Pique'n yer interest 

Where were you scammed? Don’t ask your bank

My debit card got skimmed this past weekend. Yours probably did too.

I noticed it when I went to a Rexall in Whistler Village to buy a bottle of shampoo. My fast-receding hair doesn't naturally smell of roses so I need to wash the stuff.

But what happens? I get a notice on the debt machine that "card not setup" - a welcome respite from "insufficient funds" but an alarming message nonetheless. About an hour earlier I got lunch at Avalanche Pizza and there were no debit problems there. Whatever - I have a credit card so I can make purchases that way.

So I get to the office the next day and a colleague is chasing down a story about debit-skimming - a scheme in which fraudsters use a computer and card-writer to duplicate debit cards and steal the money in the account. That must have been the problem.

Sure enough, I call Vancity and that's precisely the case. They've frozen my card without telling me, for my safety. Fair enough, I think. I'm a loyal Vancity customer and I'm happy that they've protected the security of my account. It might have been nice for them to tell me rather than me finding out on my own, but again, no big deal.

It's when I call the institution that I begin to get frustrated. I've been a Vancity member almost since I was born and I've always appreciated the service I've received. But today tests my patience. I speak to a customer sales representative who confirms my card has been used at a location suspected for the skimming scheme.

Where, I ask, is this skimming happening?

"It's really difficult for us to know," the CSR tells me. "Corporate security, they might know where it happened, but we don't have the privilege of knowing that information."

Is there anyone I can call at corporate security?

"No," she says. "What happens is that, two things can happen. The other party, vendor, they were the victim in this case because a lot of the time they don't know if their machines were being used. In that case, their identity is protected as well."

Wait a minute, the vendor was a victim here? What about the holder who might have had their card skimmed and used to buy a flat-screen TV?

I pressed her further. What's to prevent this happening to me again? How will I know not to go places where my card's going to be skimmed?

Trying to interrupt me, she says it, "doesn't happen very often." That's despite a proliferation of reported instances across Canada since 2001.

I tell her it happens often enough to put me at a significant disadvantage because I'm a loyal Vancity customer and I can't exactly get a new card in Whistler. I won't be anywhere near a branch until the weekend.

She said she could temporarily open it for me - a nice short-term solution unless my card had, in fact, been skimmed. That's not what I'm looking for. I want to know how to avoid a debit scam again and by now it sounds to me like my credit union is trying to protect the vendor rather than a member it's had for two decades.

She tells me to look over the transactions I've made over the last two or three days. Great! There's about 10 of them there!

To be fair here, it's my fault that for the rest of the week I'm suffering the inconvenience of not having a debit card. I don't especially need anything but you never know what can come up. It's also my fault that I'm sticking with Vancity rather than packing up my money and moving to North Shore Credit Union.
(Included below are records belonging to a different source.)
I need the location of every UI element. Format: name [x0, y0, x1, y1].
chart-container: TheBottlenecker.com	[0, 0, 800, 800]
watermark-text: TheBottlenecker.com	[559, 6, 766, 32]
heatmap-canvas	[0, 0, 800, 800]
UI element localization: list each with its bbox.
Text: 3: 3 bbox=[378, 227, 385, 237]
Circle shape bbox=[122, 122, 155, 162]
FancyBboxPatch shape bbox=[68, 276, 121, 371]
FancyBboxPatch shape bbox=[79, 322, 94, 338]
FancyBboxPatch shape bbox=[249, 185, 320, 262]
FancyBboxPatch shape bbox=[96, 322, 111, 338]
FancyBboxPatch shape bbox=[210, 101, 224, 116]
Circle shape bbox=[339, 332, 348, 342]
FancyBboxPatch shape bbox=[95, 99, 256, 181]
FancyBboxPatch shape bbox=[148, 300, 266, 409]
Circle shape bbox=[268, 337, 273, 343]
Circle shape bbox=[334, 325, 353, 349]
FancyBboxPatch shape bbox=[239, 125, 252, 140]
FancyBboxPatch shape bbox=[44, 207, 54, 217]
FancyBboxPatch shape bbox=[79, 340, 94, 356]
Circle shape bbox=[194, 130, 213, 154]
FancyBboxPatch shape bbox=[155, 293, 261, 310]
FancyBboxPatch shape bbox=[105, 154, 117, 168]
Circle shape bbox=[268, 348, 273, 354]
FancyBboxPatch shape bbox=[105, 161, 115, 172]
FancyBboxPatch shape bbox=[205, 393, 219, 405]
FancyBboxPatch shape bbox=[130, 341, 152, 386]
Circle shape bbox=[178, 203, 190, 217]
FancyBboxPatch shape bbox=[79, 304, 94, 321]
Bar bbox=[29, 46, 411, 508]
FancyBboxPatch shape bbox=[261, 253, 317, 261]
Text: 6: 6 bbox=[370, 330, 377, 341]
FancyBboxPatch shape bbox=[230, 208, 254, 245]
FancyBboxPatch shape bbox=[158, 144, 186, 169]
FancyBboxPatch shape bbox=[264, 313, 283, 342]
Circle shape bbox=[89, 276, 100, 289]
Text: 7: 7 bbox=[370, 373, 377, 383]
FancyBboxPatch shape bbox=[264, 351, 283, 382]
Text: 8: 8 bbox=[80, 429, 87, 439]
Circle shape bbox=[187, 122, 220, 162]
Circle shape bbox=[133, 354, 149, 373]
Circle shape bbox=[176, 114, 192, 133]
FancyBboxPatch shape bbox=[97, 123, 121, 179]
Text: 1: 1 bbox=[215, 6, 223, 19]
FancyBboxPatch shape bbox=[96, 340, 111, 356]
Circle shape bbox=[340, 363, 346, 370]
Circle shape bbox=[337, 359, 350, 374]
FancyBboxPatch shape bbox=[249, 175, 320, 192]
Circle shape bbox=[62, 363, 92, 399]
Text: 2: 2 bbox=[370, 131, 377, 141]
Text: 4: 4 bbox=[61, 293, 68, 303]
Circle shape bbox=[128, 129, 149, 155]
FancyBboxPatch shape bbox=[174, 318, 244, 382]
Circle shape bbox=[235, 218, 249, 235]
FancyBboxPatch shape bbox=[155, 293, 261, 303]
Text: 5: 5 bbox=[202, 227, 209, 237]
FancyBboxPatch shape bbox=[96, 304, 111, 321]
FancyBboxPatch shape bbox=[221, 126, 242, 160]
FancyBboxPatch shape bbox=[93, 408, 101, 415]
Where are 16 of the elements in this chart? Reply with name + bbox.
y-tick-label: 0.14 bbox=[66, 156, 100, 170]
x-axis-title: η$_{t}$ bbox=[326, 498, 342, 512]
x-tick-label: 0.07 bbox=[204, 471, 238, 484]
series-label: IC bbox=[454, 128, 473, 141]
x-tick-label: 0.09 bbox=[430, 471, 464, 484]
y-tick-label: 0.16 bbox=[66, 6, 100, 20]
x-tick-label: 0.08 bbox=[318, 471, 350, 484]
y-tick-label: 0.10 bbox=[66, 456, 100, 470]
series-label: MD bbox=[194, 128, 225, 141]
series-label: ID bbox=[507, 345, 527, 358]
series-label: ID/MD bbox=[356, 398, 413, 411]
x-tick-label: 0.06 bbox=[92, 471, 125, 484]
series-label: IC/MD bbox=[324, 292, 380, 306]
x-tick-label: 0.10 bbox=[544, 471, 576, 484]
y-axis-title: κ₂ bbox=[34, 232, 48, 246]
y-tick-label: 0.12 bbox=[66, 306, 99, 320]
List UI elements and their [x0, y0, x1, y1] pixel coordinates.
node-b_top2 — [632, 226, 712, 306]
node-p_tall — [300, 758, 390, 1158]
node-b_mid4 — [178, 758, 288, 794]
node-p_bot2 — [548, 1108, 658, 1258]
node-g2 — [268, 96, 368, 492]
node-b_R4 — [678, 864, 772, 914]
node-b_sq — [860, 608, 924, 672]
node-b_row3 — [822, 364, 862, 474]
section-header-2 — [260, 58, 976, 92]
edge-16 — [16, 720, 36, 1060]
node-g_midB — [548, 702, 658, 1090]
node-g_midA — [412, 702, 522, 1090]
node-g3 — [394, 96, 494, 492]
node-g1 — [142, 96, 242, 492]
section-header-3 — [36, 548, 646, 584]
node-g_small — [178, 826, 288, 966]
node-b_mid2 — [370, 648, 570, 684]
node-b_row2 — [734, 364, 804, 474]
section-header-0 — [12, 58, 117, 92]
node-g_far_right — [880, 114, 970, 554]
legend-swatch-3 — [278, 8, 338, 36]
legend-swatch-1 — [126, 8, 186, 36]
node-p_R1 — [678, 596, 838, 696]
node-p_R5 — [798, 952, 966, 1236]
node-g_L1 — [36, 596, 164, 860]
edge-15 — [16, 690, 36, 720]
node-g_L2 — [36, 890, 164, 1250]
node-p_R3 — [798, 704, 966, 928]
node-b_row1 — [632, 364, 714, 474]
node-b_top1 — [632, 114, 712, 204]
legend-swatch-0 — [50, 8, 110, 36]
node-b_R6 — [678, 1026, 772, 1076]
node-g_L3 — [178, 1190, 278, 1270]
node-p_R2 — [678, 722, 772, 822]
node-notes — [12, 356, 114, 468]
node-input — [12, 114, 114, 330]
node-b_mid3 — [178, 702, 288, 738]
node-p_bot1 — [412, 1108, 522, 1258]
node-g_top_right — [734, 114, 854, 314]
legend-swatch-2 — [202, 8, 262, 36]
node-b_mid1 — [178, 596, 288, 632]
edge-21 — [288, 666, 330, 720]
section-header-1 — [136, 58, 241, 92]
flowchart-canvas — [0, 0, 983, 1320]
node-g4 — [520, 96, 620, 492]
It's also my fault that I choose to carry a debit card rather than cash. That too is a security measure so I avoid having money stolen from me by the hoods who come to town on a long weekend (like the past one).

What riles me is the conspiracy of silence surrounding where these scams are happening. Clearly they're within Whistler. I'd like to think that Vancity has a duty to me as a customer, regardless of how long I've been with them. They've taken the smart action by canceling my card but I want to know where not to use my card so as to avoid having my card cancelled in future. Or skimmed - either is a valid concern.

I don't much care that releasing such information would impact a business. Vancity and other credit unions are doing more damage to businesses by encouraging their customers to be safe rather than spend. They could combine the two by at least letting people know where they got scammed.

Businesses, likewise, ought to be informed that they've been targeted for debit skimming and then at least inform their customers of that possibility. Because as it stands, it seems like credit unions and businesses care much more for the well-being of themselves than they do their customers.